There are a few tracks here that reanimate that sense of excitement which permeated his previous record but they are few and far between. Runaway Love, with its great melody and thumping synth lines, represents a high point on the record, though the MOR guitars that infuse the chorus feel slightly dated and out of place. Hand Over My Heart and Put Me On make the best use of this plasticine production, as each maintains a glittering melody that is awash in vibrant beats and synth oscillations. The album falters more noticeably toward the second half, as its generic dance tendencies outweigh O’Regan’s instinct for varied instrumentation and lyrical profundity. Electro-pop has never been seen as a bastion of insight, but on Special Affections, the glossy lyrics, much like the music, seemed infused with a bitterness and a regret absent from the majority of his peers’ music. And tracks like A To Z and Day & Night, with their banal pop appearance and underdeveloped construction do little to reaffirm his place as a relevant proprietor of sparkling synth pop.
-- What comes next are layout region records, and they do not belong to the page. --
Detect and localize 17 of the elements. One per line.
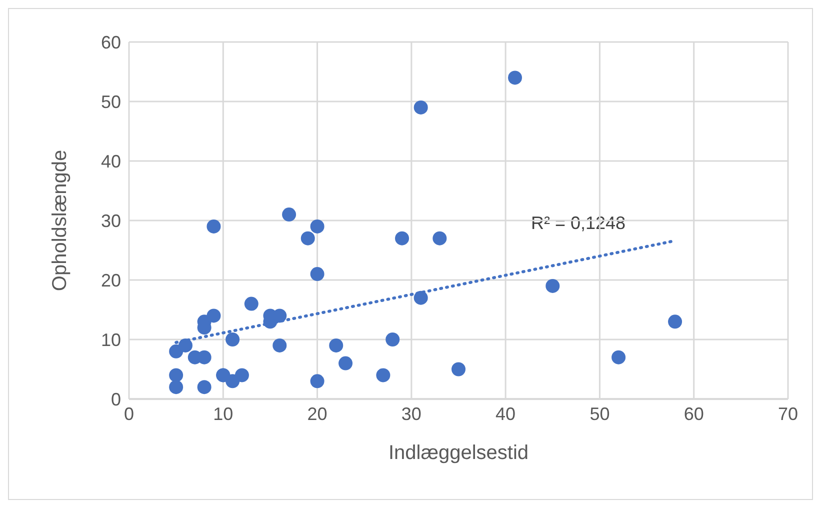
- y-axis-title: Opholdslængde: [49, 150, 72, 292]
- x-tick-label: 70: [778, 404, 798, 424]
- x-tick-label: 40: [496, 404, 516, 424]
- x-tick-label: 20: [307, 404, 328, 424]
- x-tick-label: 30: [401, 404, 422, 424]
- x-tick-label: 10: [213, 404, 234, 424]
- y-tick-label: 60: [100, 32, 121, 52]
- y-tick-label: 10: [100, 330, 121, 350]
- y-tick-label: 0: [110, 389, 121, 410]
- y-tick-label: 40: [100, 151, 121, 172]
- y-tick-label: 50: [100, 92, 121, 112]
- x-tick-label: 60: [684, 404, 704, 424]
- x-axis-title: Indlæggelsestid: [388, 442, 529, 464]
- y-tick-label: 30: [100, 210, 121, 231]
- x-tick-label: 0: [124, 404, 134, 424]
- x-tick-label: 50: [590, 404, 610, 424]
- y-tick-label: 20: [100, 270, 121, 290]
Free Dimensional ultimately feels more frustrating than forgettable though. O’Regan has done this before and with a sharper focus and a finer attention to the details. However, there are moments when you think that he might have found that particular rhythm and pulse that he rode throughout his debut, but it always seems to fall apart before he can get into a sustainable groove. Even with the few memorable songs here, there never seems to be a concerted effort made to tie them together. Everything feels thematically scattered. There are a few really good individual songs but the album never feels unified in any obvious way. Though as disposable as this album can seem, there is hope that he still has that innate ability to make music which appeals to the heart as well as the hips, but Free Dimensional fails to find a convenient common ground. If O’Regan can quiet those somewhat erratic impulses and allow the music to speak for itself, unadorned, he may find that emotional commonality which was so clearly evident on his debut but seems so distant here.